Ia juga mendorong peningkatan literasi bagi pencipta agar dapat memahami sumber royalti, pola distribusi, serta hak-hak yang melekat pada karya mereka di ranah digital.
"Saya mau memberikan sedikit rekomendasi, jadi kalau bisa pisahkan dengan tegas kategori belum diklaim versi tidak diketahui penciptanya. Karena implikasinya menurut saya berbeda antara belum diklaim dan tidak diketahui penciptanya," tutur Melly.
"Selain itu, wajibkan best effort search. LMKN harus aktif mencari pencipta menggunakan database yang tersedia sebelum dana dianggap unclaim.

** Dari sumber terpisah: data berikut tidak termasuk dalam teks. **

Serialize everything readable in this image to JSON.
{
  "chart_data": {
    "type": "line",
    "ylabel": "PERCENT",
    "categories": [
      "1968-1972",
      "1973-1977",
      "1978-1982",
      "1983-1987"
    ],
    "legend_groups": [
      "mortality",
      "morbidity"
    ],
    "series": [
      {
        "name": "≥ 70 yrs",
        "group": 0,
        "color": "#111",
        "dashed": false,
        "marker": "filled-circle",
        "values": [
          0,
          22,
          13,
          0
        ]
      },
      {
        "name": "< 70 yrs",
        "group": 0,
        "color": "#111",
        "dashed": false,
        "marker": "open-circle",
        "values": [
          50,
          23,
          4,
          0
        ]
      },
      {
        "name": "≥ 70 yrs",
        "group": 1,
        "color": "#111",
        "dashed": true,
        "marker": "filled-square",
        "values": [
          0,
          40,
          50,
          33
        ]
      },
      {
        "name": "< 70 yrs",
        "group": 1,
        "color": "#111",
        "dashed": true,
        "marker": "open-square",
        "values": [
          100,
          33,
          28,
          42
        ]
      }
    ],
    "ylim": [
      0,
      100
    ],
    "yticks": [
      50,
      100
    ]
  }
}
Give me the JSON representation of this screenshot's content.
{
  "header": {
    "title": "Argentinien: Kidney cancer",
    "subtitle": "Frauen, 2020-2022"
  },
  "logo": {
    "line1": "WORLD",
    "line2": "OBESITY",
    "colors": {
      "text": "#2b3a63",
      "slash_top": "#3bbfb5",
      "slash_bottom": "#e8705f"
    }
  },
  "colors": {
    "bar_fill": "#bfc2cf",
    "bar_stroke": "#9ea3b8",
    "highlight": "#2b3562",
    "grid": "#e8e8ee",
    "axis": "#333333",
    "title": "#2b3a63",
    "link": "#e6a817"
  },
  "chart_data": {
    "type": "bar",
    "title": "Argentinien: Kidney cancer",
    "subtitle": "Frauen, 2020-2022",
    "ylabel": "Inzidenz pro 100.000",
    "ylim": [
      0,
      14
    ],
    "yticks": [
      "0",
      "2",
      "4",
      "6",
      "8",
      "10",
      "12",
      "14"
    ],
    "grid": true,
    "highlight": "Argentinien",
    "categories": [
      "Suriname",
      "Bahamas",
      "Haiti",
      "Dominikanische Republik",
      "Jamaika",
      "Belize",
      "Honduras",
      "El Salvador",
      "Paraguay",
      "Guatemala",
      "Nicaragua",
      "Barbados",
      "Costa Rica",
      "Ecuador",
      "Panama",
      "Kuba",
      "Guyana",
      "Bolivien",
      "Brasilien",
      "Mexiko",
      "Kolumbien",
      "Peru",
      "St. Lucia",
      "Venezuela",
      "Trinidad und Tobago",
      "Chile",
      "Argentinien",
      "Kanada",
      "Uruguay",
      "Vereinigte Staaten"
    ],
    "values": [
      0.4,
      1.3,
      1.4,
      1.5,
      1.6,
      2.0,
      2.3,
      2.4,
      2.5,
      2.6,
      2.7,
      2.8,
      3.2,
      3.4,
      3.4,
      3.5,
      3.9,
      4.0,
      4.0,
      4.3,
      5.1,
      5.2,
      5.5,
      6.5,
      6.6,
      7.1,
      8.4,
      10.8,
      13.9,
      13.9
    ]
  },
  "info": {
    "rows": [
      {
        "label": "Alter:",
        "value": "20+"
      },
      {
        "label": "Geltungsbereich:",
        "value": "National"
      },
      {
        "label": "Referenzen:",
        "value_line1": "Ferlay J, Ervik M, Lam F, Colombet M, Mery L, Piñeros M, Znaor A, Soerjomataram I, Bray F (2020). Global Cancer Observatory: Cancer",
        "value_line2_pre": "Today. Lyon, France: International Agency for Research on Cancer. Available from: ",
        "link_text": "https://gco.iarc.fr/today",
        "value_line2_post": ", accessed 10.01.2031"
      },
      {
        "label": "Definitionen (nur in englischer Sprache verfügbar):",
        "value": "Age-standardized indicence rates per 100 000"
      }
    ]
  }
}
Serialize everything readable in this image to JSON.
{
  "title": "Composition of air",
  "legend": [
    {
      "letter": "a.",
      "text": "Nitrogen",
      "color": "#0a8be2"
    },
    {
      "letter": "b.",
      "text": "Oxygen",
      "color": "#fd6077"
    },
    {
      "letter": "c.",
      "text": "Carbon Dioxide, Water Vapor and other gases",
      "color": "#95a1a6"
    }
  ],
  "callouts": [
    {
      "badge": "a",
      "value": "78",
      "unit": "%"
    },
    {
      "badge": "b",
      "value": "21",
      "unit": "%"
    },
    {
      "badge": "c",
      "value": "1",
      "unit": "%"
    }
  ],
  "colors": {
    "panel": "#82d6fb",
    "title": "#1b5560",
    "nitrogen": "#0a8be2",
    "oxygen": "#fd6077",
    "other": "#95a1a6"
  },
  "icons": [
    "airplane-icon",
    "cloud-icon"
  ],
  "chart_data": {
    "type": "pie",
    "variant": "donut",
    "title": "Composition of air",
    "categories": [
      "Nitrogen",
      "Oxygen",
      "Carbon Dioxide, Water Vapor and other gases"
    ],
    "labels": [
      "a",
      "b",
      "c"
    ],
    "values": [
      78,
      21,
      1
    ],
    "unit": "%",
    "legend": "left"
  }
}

Lalu wajibkan publikasi daftar royalti unclaim agar pencipta dapat mengecek dan klaim haknya secara mandiri," sambungnya.
Sebelumnya, LMKN memaparkan kondisi aktual pengelolaan royalti, termasuk upaya digitalisasi, peningkatan akurasi data penggunaan musik, dan langkah untuk memperbaiki transparansi distribusi.